Oh dear. Ministry of Justice figures, as reported in The Guardian and other papers, show that the number of couples accessing mediation to sort out their family law problems has dropped by 47% since April – precisely the time when the legal aid cuts were introduced. That’s nearly a 50% drop-off in 6 months. How embarrassing for Mr Grayling, the big cheese at the Ministry of Justice. This is the sort of policy car-crash that should have a resignation letter winging its way to the Prime Minister:
Dear Dave,
I just want to say how proud I am to have served in your cabinet. We are responsible for some wonderful achievements and I am sure that history will judge us kindly. However, it seems that I have made a bit of a hash with the meditation mediation wotsit. In all fairness, I was only doing what you and George told me to do. You said it would be all right to get rid of legal aid for family work. Get rid of the lawyers and pack everyone off to mediation. Bing, bang bosh, all sorted. That’s what we told all the nay-sayers.

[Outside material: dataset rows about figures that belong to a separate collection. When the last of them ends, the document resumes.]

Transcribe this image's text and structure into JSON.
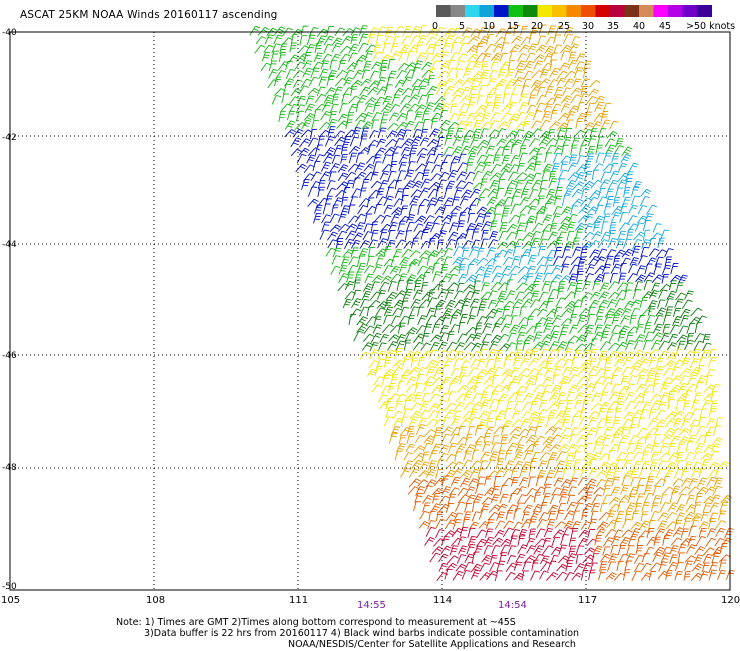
{
  "title": "ASCAT 25KM NOAA Winds 20160117 ascending",
  "legend": {
    "labels": [
      "0",
      "5",
      "10",
      "15",
      "20",
      "25",
      "30",
      "35",
      "40",
      "45",
      ">50 knots"
    ],
    "colors": [
      "#5a5a5a",
      "#888888",
      "#2ed7ee",
      "#10a4d8",
      "#0015c8",
      "#12bf12",
      "#0e8a0e",
      "#f3e800",
      "#f8c000",
      "#f58800",
      "#ef5000",
      "#d40000",
      "#b8003c",
      "#7b3418",
      "#d58a5a",
      "#ff00ff",
      "#b400e6",
      "#6e00c8",
      "#3c0096"
    ]
  },
  "map": {
    "lat_ticks": [
      "-40",
      "-42",
      "-44",
      "-46",
      "-48",
      "-50"
    ],
    "lon_ticks": [
      "105",
      "108",
      "111",
      "114",
      "117",
      "120"
    ],
    "time_labels": [
      "14:55",
      "14:54"
    ],
    "grid": "dotted",
    "swath_colors": {
      "yellow": "#f2e400",
      "orange": "#e7a000",
      "green": "#15b515",
      "dark_green": "#0b7a0b",
      "blue": "#0010c8",
      "cyan": "#14a8dc",
      "red_orange": "#e05a00",
      "crimson": "#c40030"
    }
  },
  "notes": {
    "line1": "Note: 1) Times are GMT 2)Times along bottom correspond to measurement at ~45S",
    "line2": "3)Data buffer is 22 hrs from 20160117 4) Black wind barbs indicate possible contamination",
    "line3": "NOAA/NESDIS/Center for Satellite Applications and Research"
  }
}
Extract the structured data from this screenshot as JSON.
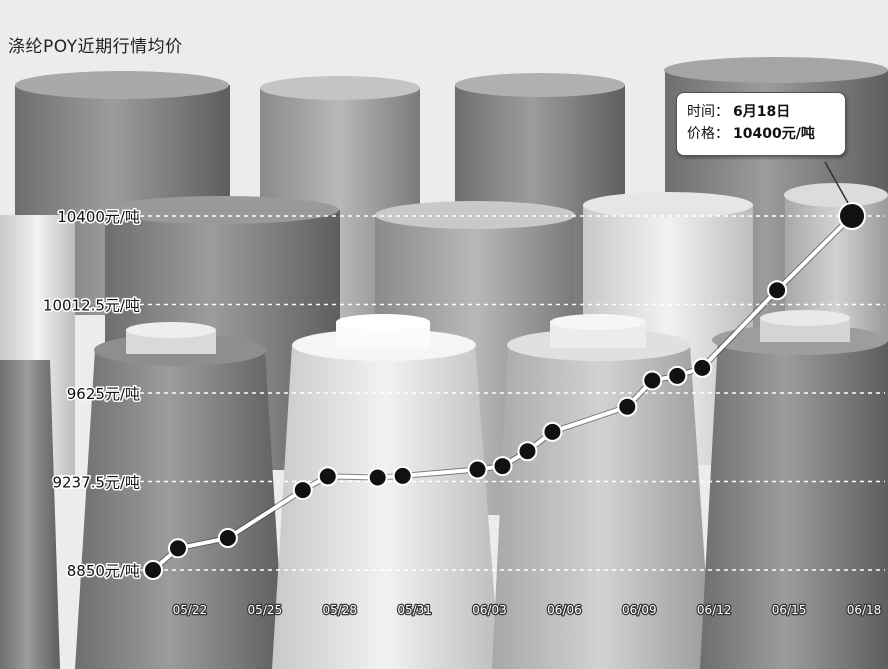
{
  "chart_title": "涤纶POY近期行情均价",
  "chart_data": {
    "type": "line",
    "title": "涤纶POY近期行情均价",
    "x_tick_labels": [
      "05/22",
      "05/25",
      "05/28",
      "05/31",
      "06/03",
      "06/06",
      "06/09",
      "06/12",
      "06/15",
      "06/18"
    ],
    "y_tick_labels": [
      "8850元/吨",
      "9237.5元/吨",
      "9625元/吨",
      "10012.5元/吨",
      "10400元/吨"
    ],
    "y_ticks": [
      8850,
      9237.5,
      9625,
      10012.5,
      10400
    ],
    "ylim": [
      8850,
      10400
    ],
    "xlim": [
      -1,
      27
    ],
    "grid": "horizontal dashed",
    "series": [
      {
        "x": [
          -1,
          0,
          2,
          5,
          6,
          8,
          9,
          12,
          13,
          14,
          15,
          18,
          19,
          20,
          21,
          24,
          27
        ],
        "y": [
          8850,
          8945,
          8990,
          9200,
          9260,
          9255,
          9262,
          9290,
          9305,
          9370,
          9455,
          9565,
          9680,
          9700,
          9735,
          10075,
          10400
        ]
      }
    ],
    "highlight_index": 16,
    "color": "#ffffff",
    "marker_color": "#111111"
  },
  "tooltip": {
    "time_label": "时间：",
    "time_value": "6月18日",
    "price_label": "价格：",
    "price_value": "10400元/吨"
  },
  "colors": {
    "line": "#ffffff",
    "marker": "#111111",
    "gridline": "#ffffff"
  }
}
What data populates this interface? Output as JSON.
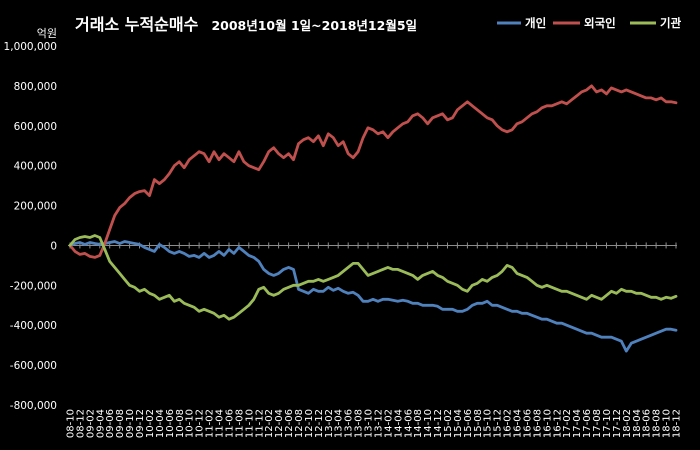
{
  "chart_data": {
    "type": "line",
    "title": "거래소 누적순매수",
    "subtitle": "2008년10월 1일~2018년12월5일",
    "ylabel": "억원",
    "ylim": [
      -800000,
      1000000
    ],
    "grid": false,
    "legend_position": "top-right",
    "y_tick_labels": [
      "1,000,000",
      "800,000",
      "600,000",
      "400,000",
      "200,000",
      "0",
      "-200,000",
      "-400,000",
      "-600,000",
      "-800,000"
    ],
    "x_tick_labels": [
      "08-10",
      "08-12",
      "09-02",
      "09-04",
      "09-06",
      "09-08",
      "09-10",
      "09-12",
      "10-02",
      "10-04",
      "10-06",
      "10-08",
      "10-10",
      "10-12",
      "11-02",
      "11-04",
      "11-06",
      "11-08",
      "11-10",
      "11-12",
      "12-02",
      "12-04",
      "12-06",
      "12-08",
      "12-10",
      "12-12",
      "13-02",
      "13-04",
      "13-06",
      "13-08",
      "13-10",
      "13-12",
      "14-02",
      "14-04",
      "14-06",
      "14-08",
      "14-10",
      "14-12",
      "15-02",
      "15-04",
      "15-06",
      "15-08",
      "15-10",
      "15-12",
      "16-02",
      "16-04",
      "16-06",
      "16-08",
      "16-10",
      "16-12",
      "17-02",
      "17-04",
      "17-06",
      "17-08",
      "17-10",
      "17-12",
      "18-02",
      "18-04",
      "18-06",
      "18-08",
      "18-10",
      "18-12"
    ],
    "x": [
      "08-10",
      "08-11",
      "08-12",
      "09-01",
      "09-02",
      "09-03",
      "09-04",
      "09-05",
      "09-06",
      "09-07",
      "09-08",
      "09-09",
      "09-10",
      "09-11",
      "09-12",
      "10-01",
      "10-02",
      "10-03",
      "10-04",
      "10-05",
      "10-06",
      "10-07",
      "10-08",
      "10-09",
      "10-10",
      "10-11",
      "10-12",
      "11-01",
      "11-02",
      "11-03",
      "11-04",
      "11-05",
      "11-06",
      "11-07",
      "11-08",
      "11-09",
      "11-10",
      "11-11",
      "11-12",
      "12-01",
      "12-02",
      "12-03",
      "12-04",
      "12-05",
      "12-06",
      "12-07",
      "12-08",
      "12-09",
      "12-10",
      "12-11",
      "12-12",
      "13-01",
      "13-02",
      "13-03",
      "13-04",
      "13-05",
      "13-06",
      "13-07",
      "13-08",
      "13-09",
      "13-10",
      "13-11",
      "13-12",
      "14-01",
      "14-02",
      "14-03",
      "14-04",
      "14-05",
      "14-06",
      "14-07",
      "14-08",
      "14-09",
      "14-10",
      "14-11",
      "14-12",
      "15-01",
      "15-02",
      "15-03",
      "15-04",
      "15-05",
      "15-06",
      "15-07",
      "15-08",
      "15-09",
      "15-10",
      "15-11",
      "15-12",
      "16-01",
      "16-02",
      "16-03",
      "16-04",
      "16-05",
      "16-06",
      "16-07",
      "16-08",
      "16-09",
      "16-10",
      "16-11",
      "16-12",
      "17-01",
      "17-02",
      "17-03",
      "17-04",
      "17-05",
      "17-06",
      "17-07",
      "17-08",
      "17-09",
      "17-10",
      "17-11",
      "17-12",
      "18-01",
      "18-02",
      "18-03",
      "18-04",
      "18-05",
      "18-06",
      "18-07",
      "18-08",
      "18-09",
      "18-10",
      "18-11",
      "18-12"
    ],
    "series": [
      {
        "name": "개인",
        "color": "#4F81BD",
        "values": [
          0,
          10000,
          15000,
          5000,
          15000,
          10000,
          5000,
          10000,
          15000,
          20000,
          10000,
          20000,
          15000,
          10000,
          5000,
          -10000,
          -20000,
          -30000,
          5000,
          -10000,
          -30000,
          -40000,
          -30000,
          -40000,
          -55000,
          -50000,
          -60000,
          -40000,
          -60000,
          -50000,
          -30000,
          -50000,
          -20000,
          -40000,
          -10000,
          -30000,
          -50000,
          -60000,
          -80000,
          -120000,
          -140000,
          -150000,
          -140000,
          -120000,
          -110000,
          -120000,
          -220000,
          -230000,
          -240000,
          -220000,
          -230000,
          -230000,
          -210000,
          -225000,
          -215000,
          -230000,
          -240000,
          -235000,
          -250000,
          -280000,
          -280000,
          -270000,
          -280000,
          -270000,
          -270000,
          -275000,
          -280000,
          -275000,
          -280000,
          -290000,
          -290000,
          -300000,
          -300000,
          -300000,
          -305000,
          -320000,
          -320000,
          -320000,
          -330000,
          -330000,
          -320000,
          -300000,
          -290000,
          -290000,
          -280000,
          -300000,
          -300000,
          -310000,
          -320000,
          -330000,
          -330000,
          -340000,
          -340000,
          -350000,
          -360000,
          -370000,
          -370000,
          -380000,
          -390000,
          -390000,
          -400000,
          -410000,
          -420000,
          -430000,
          -440000,
          -440000,
          -450000,
          -460000,
          -460000,
          -460000,
          -470000,
          -480000,
          -530000,
          -490000,
          -480000,
          -470000,
          -460000,
          -450000,
          -440000,
          -430000,
          -420000,
          -420000,
          -425000
        ]
      },
      {
        "name": "외국인",
        "color": "#C0504D",
        "values": [
          0,
          -30000,
          -45000,
          -40000,
          -55000,
          -60000,
          -50000,
          10000,
          80000,
          150000,
          190000,
          210000,
          240000,
          260000,
          270000,
          275000,
          250000,
          330000,
          310000,
          330000,
          360000,
          400000,
          420000,
          390000,
          430000,
          450000,
          470000,
          460000,
          420000,
          470000,
          430000,
          460000,
          440000,
          420000,
          470000,
          420000,
          400000,
          390000,
          380000,
          420000,
          470000,
          490000,
          460000,
          440000,
          460000,
          430000,
          510000,
          530000,
          540000,
          520000,
          550000,
          500000,
          560000,
          540000,
          500000,
          520000,
          460000,
          440000,
          470000,
          540000,
          590000,
          580000,
          560000,
          570000,
          540000,
          570000,
          590000,
          610000,
          620000,
          650000,
          660000,
          640000,
          610000,
          640000,
          650000,
          660000,
          630000,
          640000,
          680000,
          700000,
          720000,
          700000,
          680000,
          660000,
          640000,
          630000,
          600000,
          580000,
          570000,
          580000,
          610000,
          620000,
          640000,
          660000,
          670000,
          690000,
          700000,
          700000,
          710000,
          720000,
          710000,
          730000,
          750000,
          770000,
          780000,
          800000,
          770000,
          780000,
          760000,
          790000,
          780000,
          770000,
          780000,
          770000,
          760000,
          750000,
          740000,
          740000,
          730000,
          740000,
          720000,
          720000,
          715000
        ]
      },
      {
        "name": "기관",
        "color": "#9BBB59",
        "values": [
          0,
          30000,
          40000,
          45000,
          40000,
          50000,
          40000,
          -20000,
          -80000,
          -110000,
          -140000,
          -170000,
          -200000,
          -210000,
          -230000,
          -220000,
          -240000,
          -250000,
          -270000,
          -260000,
          -250000,
          -280000,
          -270000,
          -290000,
          -300000,
          -310000,
          -330000,
          -320000,
          -330000,
          -340000,
          -360000,
          -350000,
          -370000,
          -360000,
          -340000,
          -320000,
          -300000,
          -270000,
          -220000,
          -210000,
          -240000,
          -250000,
          -240000,
          -220000,
          -210000,
          -200000,
          -200000,
          -190000,
          -180000,
          -180000,
          -170000,
          -180000,
          -170000,
          -160000,
          -150000,
          -130000,
          -110000,
          -90000,
          -90000,
          -120000,
          -150000,
          -140000,
          -130000,
          -120000,
          -110000,
          -120000,
          -120000,
          -130000,
          -140000,
          -150000,
          -170000,
          -150000,
          -140000,
          -130000,
          -150000,
          -160000,
          -180000,
          -190000,
          -200000,
          -220000,
          -230000,
          -200000,
          -190000,
          -170000,
          -180000,
          -160000,
          -150000,
          -130000,
          -100000,
          -110000,
          -140000,
          -150000,
          -160000,
          -180000,
          -200000,
          -210000,
          -200000,
          -210000,
          -220000,
          -230000,
          -230000,
          -240000,
          -250000,
          -260000,
          -270000,
          -250000,
          -260000,
          -270000,
          -250000,
          -230000,
          -240000,
          -220000,
          -230000,
          -230000,
          -240000,
          -240000,
          -250000,
          -260000,
          -260000,
          -270000,
          -260000,
          -265000,
          -255000
        ]
      }
    ]
  }
}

Well, the silly sods haven’t been going to mediation, have they? They’ve been clogging up the bloody courts as litigants in person. Then, some trouble maker only went and put in a freedom of information request. (For God’s sake, can’t Theresa kick these requests into touch when she kills off the Human Rights Act?) Anyway, the ministry suits had to admit that mediation has dropped by half in less than a year. I know, I know, I was blushing like a nun in a knocking shop.
Funny thing is, it turns out that it was the lawyers we have just kicked out who were making the referrals to mediation in the first place! Who knew…? Well, the Law Society and Bar Council did warn us that the sky would fall in but they would say that wouldn’t they? How was I supposed to know this would happen? I mean, I’m not a lawyer am I? In fact, I’m the first non-lawyer in charge of lawyer-type things for nearly 400 years, which I have to say, was a master stroke of yours. Bloody genius.
To be absolutely straight with you, I’ve never really got my melon around this Rule of Law thing. Apparently, it’s like, really, really important. All those lawyers, bigwigs and busybodies keep saying me and Theresa are taking the piss. We show ‘scant regard’, or ‘contempt’ for constitutional checks and balances. I don’t even understand what they’re getting their undercrackers in a twist about. Why can’t they use simple language I’d understand?
So, I’ll be off then. Spend some time with the family and all that. Give it 6 months to blow over and then give me a shout. Quite fancy Health. Just sayin’… See you at the next country sup.
Back in the real world, I just want to end by reminding any visitors to this blog that family mediation is still available on Legal Aid for those people adjudged financially eligible. Good luck.